Un océan nous sépare mais qu’importe ; derrière ma webcam c’est comme si j’étais là-bas, avec elle. Je peux choisir la musique, les accessoires… Je peux même lui décrire mes fantasmes, lui envoyer des informations pour qu’elle puisse les utiliser pendant qu’elle n’est rien qu’à moi.

C’est toujours le même scénario. Elle entre dans ce petit box, tapissé de toiles roses et capitonnées, un peu classique pour ce qui est des salons érotiques. Elle dit toujours, en français « Bonsoir, John. Encore vous… », et sourit suavement. Elle fixe la caméra et la musique démarre… Je sais que dans moins de dix minutes elle et moi serons ensemble au paradis. Elle commence par se caresser le visage et les cheveux, puis le ventre, et l’intérieur des cuisses. Des jets jaillissent, comme j’en ai fait la demande. Son corps se met à briller, on dirait qu’elle est faite de diamants. L’eau ruisselle sur elle et dégouline le long de ses seins, de ses reins… J’aimerais la lécher. Petit à petit elle retire ses fanfreluches, se cambre, se touche, gémit, et je sens mon corps se liquéfier. Je brûle du désir de la prendre sauvagement, tout de suite ! Je crève de douleur d’être si loin d’elle mais elle m’excite tant que je n’y pense presque pas… Je résiste à l’envie de jouir tout de suite, j’attends qu’elle se masturbe pour pouvoir jouir en même temps qu’elle, comme si je lui faisais l’amour. Elle crie mon nom : « oh oui, John, encore ! » et je lui réponds que je la domine, même si elle ne m’entend pas. Lorsqu’elle renverse violemment la tête en arrière je sais que ça y est, elle jouit, et cela me fait jouir à mon tour. Je me délivre de tout ce désir, pour mieux recommencer le lendemain, si elle est là…

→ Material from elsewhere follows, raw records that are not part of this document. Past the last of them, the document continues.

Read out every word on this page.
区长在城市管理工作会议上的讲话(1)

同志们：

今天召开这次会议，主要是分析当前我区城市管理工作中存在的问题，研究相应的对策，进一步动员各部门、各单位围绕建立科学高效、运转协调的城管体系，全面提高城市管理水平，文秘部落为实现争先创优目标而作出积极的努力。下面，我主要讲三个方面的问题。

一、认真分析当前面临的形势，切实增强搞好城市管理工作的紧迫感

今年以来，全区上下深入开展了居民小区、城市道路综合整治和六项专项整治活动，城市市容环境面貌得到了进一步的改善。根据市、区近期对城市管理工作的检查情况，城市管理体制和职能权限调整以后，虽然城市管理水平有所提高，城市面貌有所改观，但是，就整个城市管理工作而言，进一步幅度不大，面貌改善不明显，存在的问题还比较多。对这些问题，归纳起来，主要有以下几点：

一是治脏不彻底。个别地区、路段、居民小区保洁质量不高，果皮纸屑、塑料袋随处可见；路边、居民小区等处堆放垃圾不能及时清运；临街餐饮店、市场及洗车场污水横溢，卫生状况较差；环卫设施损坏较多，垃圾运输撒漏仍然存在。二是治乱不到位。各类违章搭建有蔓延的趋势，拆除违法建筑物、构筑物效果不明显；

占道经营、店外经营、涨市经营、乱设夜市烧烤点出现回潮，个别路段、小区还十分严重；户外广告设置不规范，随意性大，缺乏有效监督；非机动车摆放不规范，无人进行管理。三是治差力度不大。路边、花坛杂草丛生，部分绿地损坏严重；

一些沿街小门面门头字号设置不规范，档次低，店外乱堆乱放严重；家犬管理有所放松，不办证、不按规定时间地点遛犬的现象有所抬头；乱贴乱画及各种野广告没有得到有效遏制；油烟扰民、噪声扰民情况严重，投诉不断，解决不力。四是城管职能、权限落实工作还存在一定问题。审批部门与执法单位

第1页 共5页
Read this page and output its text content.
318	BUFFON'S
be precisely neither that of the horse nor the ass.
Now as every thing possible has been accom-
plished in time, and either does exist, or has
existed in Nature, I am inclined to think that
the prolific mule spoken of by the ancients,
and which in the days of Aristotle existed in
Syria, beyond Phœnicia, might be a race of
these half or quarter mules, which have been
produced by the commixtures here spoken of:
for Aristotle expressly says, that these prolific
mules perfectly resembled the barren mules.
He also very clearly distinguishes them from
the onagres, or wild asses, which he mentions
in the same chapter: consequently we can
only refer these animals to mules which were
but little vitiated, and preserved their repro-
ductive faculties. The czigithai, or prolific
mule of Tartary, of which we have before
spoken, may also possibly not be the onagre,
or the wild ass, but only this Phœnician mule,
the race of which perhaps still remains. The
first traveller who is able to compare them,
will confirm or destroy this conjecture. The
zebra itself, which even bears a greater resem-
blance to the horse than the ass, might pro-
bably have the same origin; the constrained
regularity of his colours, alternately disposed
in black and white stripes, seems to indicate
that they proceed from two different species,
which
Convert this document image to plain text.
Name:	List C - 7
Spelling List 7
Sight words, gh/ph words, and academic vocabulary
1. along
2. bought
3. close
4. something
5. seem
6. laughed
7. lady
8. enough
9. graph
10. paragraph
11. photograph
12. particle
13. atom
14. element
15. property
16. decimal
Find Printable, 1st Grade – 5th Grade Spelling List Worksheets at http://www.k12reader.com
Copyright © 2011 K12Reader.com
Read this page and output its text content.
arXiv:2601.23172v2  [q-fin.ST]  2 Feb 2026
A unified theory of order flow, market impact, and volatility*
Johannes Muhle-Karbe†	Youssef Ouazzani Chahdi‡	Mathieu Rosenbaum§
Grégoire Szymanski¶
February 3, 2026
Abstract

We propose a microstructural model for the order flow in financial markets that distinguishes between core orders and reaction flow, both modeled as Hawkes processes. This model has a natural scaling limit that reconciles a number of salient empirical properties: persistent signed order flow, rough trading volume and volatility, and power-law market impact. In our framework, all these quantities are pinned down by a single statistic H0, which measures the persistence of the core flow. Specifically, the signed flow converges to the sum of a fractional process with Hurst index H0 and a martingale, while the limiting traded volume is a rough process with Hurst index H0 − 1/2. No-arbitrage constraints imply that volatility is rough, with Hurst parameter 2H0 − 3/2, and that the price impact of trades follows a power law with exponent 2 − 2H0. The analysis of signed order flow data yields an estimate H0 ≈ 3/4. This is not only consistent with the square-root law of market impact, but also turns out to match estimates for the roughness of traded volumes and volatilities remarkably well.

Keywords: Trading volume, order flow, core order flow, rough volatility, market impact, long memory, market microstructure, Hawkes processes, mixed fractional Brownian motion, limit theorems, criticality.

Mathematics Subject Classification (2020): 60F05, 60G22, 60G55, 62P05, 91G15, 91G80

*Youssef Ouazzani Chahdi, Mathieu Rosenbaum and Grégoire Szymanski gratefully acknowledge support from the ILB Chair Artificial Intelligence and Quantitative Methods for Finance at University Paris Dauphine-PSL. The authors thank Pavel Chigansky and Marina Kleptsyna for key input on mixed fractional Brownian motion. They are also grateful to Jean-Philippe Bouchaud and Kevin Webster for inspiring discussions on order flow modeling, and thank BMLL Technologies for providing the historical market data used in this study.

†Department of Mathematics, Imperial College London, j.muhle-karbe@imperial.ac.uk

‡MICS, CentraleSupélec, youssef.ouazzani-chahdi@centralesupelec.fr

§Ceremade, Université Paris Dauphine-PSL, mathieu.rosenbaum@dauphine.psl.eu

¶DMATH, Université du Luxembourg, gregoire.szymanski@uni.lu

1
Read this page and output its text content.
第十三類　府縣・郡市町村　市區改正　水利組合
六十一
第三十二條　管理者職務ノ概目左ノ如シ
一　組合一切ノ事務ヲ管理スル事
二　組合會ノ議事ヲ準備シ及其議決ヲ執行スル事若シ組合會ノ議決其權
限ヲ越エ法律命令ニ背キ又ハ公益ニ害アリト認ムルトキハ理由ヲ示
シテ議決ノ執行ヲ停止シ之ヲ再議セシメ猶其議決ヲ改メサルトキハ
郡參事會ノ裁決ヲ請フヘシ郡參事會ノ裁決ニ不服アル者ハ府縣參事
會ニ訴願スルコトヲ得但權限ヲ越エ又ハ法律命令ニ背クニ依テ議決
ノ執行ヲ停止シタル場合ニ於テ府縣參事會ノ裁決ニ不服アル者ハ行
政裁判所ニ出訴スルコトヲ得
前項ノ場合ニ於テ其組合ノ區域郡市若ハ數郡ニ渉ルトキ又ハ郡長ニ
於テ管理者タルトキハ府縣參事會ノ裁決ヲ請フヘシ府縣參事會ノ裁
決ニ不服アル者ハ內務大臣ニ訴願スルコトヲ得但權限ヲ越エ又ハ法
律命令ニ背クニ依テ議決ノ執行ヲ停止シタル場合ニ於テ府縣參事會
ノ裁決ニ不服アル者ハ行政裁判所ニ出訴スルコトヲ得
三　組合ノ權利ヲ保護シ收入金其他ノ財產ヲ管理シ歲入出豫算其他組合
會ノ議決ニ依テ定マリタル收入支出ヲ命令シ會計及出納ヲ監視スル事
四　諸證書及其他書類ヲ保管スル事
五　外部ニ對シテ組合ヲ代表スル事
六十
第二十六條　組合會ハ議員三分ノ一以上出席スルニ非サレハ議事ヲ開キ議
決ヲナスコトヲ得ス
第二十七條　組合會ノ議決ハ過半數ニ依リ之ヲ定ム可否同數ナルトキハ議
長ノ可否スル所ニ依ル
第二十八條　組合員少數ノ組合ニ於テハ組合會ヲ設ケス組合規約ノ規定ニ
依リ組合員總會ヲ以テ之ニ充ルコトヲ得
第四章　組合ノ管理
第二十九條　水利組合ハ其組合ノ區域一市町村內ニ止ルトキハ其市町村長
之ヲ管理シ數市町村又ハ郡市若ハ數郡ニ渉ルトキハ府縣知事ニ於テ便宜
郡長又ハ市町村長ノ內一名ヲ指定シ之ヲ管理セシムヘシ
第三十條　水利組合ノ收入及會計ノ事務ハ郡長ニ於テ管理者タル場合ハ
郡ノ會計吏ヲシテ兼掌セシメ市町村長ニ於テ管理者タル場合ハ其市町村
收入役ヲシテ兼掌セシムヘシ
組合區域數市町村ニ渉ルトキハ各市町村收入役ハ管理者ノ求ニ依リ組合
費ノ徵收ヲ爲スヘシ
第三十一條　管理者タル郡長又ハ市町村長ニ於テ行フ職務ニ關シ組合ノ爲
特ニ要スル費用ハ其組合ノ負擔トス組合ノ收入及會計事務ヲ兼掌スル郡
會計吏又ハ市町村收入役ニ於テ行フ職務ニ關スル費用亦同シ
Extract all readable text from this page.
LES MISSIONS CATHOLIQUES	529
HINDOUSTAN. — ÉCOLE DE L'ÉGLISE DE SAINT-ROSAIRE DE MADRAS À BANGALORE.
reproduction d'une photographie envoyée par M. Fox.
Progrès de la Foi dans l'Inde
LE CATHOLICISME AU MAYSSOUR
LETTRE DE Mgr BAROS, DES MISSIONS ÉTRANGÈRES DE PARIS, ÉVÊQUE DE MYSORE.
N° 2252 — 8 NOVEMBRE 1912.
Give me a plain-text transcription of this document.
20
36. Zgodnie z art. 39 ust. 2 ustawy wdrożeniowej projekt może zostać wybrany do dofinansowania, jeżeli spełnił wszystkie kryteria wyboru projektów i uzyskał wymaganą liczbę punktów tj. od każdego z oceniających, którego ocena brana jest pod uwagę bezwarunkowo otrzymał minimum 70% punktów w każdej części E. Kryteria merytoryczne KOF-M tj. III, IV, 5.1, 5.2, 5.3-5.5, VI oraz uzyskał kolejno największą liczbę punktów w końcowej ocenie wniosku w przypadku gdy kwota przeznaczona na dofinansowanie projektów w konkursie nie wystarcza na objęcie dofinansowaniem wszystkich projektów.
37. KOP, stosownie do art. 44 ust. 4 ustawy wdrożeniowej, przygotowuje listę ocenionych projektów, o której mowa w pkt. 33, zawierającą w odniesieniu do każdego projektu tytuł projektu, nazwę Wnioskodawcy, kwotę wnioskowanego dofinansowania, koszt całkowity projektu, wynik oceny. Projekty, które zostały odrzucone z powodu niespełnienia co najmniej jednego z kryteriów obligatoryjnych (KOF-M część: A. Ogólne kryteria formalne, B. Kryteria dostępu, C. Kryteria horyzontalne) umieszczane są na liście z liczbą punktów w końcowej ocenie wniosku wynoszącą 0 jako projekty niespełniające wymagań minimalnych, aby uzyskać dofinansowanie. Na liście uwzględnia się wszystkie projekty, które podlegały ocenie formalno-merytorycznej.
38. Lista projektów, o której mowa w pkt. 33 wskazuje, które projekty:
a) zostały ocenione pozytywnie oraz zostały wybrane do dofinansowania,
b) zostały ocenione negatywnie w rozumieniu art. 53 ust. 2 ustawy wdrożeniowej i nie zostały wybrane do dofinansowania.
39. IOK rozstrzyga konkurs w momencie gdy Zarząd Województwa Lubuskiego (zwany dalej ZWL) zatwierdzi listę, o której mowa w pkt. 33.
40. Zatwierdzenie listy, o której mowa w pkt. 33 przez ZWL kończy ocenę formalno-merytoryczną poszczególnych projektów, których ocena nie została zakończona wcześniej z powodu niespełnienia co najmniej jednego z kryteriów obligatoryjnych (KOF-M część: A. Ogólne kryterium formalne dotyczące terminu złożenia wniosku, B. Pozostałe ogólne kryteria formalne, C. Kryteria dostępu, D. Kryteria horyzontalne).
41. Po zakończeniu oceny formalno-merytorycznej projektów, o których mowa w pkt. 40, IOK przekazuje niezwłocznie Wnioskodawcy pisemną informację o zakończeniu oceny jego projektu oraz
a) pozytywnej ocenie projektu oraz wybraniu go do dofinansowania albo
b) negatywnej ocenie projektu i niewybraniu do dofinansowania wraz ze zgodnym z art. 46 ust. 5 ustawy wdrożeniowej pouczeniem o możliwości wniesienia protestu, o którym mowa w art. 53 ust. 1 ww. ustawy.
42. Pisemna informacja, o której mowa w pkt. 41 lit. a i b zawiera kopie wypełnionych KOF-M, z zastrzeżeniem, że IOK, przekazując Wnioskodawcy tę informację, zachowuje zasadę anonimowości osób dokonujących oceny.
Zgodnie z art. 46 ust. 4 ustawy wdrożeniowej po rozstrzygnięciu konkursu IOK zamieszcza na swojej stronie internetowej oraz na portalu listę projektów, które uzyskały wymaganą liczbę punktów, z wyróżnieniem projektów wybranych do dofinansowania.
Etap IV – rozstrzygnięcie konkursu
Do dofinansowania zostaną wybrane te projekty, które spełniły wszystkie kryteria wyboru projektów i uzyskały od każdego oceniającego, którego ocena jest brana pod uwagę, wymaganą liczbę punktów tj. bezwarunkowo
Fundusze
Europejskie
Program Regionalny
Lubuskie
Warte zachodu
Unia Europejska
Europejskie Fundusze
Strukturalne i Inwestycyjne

Liliana. Son prénom résonne en moi. La nuit, au travail, quand je fais l’amour à ma femme. Je dois même me concentrer pour ne pas l’appeler par ce prénom. Liliana est mon fantasme, et elle existe, quelque part.

J’en ai croisé, des femmes. Mon travail m’a toujours fait voyager. Dans chaque hôtel c’est une nouvelle conquête. Une japonaise en levrette, une russe en missionnaire et ma femme à l’occasion. Aucune, physiquement, ne me procure ce que Liliana me donne virtuellement.

Je la vois me fixer. Quand elle se touche, je l’entends qui me dit « alors John, bien dormi cette nuit ? Moi non, j’ai beaucoup pensé à vous, petit coquin. » Parfois, juste avant de jouir, elle explose et dit « Je vous veux ! Mon dieu je vous veux ! » et cette façon qu’elle a de me désirer tout autant que je la désire m’émoustille, je crois rêver.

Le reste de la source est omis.